Some hours later, with the medicine taking full effect, Hermey and Yukon got to hear more songs...
"I'm Mister Vermont Christmas
I'm Mister Blow
I'm Mister Test-Icicle
I'm Mister Subzero Ice Punch
Friends call me Snow Miser,
What ever I touch
Turns to snow in my crotch
I'm too much!"
"I'm Mister Hawaii Christmas
I'm Mister Suck
I'm Mister Heat Blister
I'm Mister Wanna Fuck
They call me Heat Miser,
What ever I touch
Starts to melt in my crotch
I'm too much!"
The Snow and Heat sprites tiptoed off in horror.

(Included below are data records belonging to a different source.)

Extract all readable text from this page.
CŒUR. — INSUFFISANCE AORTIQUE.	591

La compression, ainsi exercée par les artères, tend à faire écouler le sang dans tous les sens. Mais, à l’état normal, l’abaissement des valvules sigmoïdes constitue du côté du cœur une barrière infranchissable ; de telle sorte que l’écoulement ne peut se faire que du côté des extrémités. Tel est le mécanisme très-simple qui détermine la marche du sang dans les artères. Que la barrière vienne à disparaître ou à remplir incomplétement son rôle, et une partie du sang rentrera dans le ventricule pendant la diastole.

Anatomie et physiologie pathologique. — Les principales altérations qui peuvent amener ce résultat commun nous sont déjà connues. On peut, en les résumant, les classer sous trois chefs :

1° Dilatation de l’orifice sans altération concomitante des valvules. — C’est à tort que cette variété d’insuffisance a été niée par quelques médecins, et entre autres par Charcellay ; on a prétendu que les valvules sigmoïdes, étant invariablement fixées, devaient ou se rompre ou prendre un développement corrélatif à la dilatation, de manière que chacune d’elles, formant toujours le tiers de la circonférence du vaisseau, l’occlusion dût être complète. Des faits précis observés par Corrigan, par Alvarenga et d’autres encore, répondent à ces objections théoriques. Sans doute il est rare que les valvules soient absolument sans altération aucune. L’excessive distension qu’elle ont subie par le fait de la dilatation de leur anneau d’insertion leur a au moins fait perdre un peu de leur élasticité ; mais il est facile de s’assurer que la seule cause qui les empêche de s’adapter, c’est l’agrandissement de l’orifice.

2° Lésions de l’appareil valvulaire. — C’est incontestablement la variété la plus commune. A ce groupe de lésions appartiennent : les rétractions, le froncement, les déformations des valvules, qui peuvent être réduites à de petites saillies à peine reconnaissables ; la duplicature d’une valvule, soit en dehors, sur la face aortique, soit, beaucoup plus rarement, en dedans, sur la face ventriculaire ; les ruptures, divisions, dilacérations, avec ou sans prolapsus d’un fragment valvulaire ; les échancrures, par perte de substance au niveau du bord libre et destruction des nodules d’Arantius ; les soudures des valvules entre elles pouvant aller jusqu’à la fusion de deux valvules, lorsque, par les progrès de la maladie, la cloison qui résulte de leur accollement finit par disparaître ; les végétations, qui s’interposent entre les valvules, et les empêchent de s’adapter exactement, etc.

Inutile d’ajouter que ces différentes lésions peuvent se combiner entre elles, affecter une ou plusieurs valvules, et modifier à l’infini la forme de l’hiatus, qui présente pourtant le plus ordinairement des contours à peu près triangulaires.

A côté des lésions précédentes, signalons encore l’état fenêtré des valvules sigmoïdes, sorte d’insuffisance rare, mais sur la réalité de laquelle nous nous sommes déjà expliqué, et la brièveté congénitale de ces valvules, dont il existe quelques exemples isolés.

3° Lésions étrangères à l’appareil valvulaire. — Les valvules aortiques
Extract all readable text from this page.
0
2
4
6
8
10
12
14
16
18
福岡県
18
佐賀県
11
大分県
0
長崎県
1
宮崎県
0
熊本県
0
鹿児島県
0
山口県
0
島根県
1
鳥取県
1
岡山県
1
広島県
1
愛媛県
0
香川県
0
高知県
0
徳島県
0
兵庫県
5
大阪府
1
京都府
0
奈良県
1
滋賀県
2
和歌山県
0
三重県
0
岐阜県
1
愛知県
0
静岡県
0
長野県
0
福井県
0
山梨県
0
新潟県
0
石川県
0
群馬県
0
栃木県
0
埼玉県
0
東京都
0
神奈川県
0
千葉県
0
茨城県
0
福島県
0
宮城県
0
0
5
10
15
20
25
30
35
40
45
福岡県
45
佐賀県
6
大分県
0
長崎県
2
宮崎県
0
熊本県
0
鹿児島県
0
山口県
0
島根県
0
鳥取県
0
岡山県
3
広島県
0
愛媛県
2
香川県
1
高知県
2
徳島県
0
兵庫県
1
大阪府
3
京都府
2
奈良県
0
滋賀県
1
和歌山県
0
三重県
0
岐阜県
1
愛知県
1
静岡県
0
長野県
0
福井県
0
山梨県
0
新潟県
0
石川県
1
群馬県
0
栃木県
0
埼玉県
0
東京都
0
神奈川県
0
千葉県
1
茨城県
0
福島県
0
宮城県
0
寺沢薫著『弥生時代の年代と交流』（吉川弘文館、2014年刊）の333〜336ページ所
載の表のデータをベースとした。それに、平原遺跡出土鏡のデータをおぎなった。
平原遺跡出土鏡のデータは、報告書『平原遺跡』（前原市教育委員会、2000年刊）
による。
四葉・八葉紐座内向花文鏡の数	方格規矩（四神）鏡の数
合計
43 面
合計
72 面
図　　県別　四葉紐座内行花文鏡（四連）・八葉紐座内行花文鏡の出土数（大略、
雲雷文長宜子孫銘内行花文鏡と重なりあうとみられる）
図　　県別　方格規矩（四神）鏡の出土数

Hermey and Yukon made their exit as well, just as the Misers started making eyes at each other.
And for the record, Snowy said he was Heat's STEPbrother so it's not incest. And let me remind you that
Mother Nature raised them... Yes, gay exists in nature. And with that, my preaching's done.
Oh, what of Hermey and Yukon Corneilus? Well, after Yukon found the peppermint mine-
you may recall that Hermey laughed and fell on his back into the snow. Yes, indeed, those two became quite the couple.